Temperature and strain sensing with fiber Bragg gratings is the most investigated research path in the scientific community.
Our specificities in this wide domain are the following:
- Study and development of high temperature sensing (up to 1000 °C and even beyond) with femtosecond-pulses laser-manufactured FBGs
- Study and development of polarization-based metrology of FBGs (Jones matrix analysis) for transverse strain and magnetic field sensing purposes
- Physical sensing (temperature, strain and humidity) with FBGs written in PMMA and CYTOP polymer optical fibres
- FBGs embedded in composite materials for temperature and internal strain distribution mapping
- Packaged FBGs for strain sensing in various structures like wind turbines and railway traffic monitoring
Our facilities enable the design and production of dedicated fiber gratings in multiple types of optical fibers: silica, polymer optical fiber (POF) among many others. The use of automated phase-mask technique allows the fast production of (T)FBGs (Noria from Northlab Photonics) while the femtosecond laser processing provides high tunability.
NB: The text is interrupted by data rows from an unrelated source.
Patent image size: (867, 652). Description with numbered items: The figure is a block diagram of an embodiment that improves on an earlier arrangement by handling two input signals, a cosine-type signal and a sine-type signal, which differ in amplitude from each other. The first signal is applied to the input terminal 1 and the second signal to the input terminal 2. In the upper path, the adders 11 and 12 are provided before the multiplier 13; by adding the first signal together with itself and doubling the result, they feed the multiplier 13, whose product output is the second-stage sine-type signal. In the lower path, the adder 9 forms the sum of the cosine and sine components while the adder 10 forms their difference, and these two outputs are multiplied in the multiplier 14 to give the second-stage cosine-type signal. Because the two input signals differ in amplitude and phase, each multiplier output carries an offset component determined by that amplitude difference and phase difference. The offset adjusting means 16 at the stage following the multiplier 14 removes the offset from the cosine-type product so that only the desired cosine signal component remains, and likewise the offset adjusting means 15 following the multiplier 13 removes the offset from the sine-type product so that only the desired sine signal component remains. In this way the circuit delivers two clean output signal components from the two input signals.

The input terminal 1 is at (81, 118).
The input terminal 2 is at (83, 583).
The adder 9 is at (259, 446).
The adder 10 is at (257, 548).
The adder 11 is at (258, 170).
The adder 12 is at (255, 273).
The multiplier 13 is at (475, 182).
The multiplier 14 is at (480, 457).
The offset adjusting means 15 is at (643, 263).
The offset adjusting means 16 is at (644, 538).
It is therefore possible to manufacture different types of gratings, such as point-by-point FBGs or TFBGs, eccentric gratings, chirped gratings, etc.
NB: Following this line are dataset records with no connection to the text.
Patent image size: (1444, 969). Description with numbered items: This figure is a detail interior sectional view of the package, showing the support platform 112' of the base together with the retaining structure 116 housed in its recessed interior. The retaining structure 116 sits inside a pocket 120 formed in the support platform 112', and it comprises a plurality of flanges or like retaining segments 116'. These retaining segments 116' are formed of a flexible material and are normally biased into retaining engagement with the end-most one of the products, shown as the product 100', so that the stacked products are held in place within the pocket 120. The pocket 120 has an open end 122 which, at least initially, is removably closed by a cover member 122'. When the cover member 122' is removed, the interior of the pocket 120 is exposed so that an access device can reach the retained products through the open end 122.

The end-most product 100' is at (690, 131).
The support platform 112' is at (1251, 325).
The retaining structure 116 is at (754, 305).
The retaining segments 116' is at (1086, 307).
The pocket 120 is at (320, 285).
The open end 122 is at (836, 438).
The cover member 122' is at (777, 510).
The use of plasmonics coupled with TFBGs has already demonstrated impressive and fruitful results for the detection of analytes of interest (biomarkers) down to the picomolar level, including specific DNA or RNA sequences, proteins and cells. They share applications for biomedical diagnosis, environmental monitoring, cell culture quality control, etc. These features have led so far to embedded sensors inside endoscopes for tumor cell analysis in lung tissues. Recent achievements towards their use in situ have revealed their assets towards miniaturization of SPR probes.
For chemical sensing, we usually associate FBGs with a specific sensitive layer deposited on the fiber cross-section at the grating location. We have worked on the following configurations:
- Hydrogen sensors based on FBGs surrounded by a catalytic layer made of tungsten trioxide doped with platinum
- Infrared radiation sensors based on FBGs surrounded by copper oxide
In addition to characterize the grating spectral evolution in response to controlled temperature and axial strain changes, our team has specialized in the measurement of the polarization properties (Jones matrix eigenanalysis allowing to obtain the polarization dependent loss and differential group delay spectra) of the FBGs.
We have also research activities on the measurement of ionizing radiation effects on FBG spectra.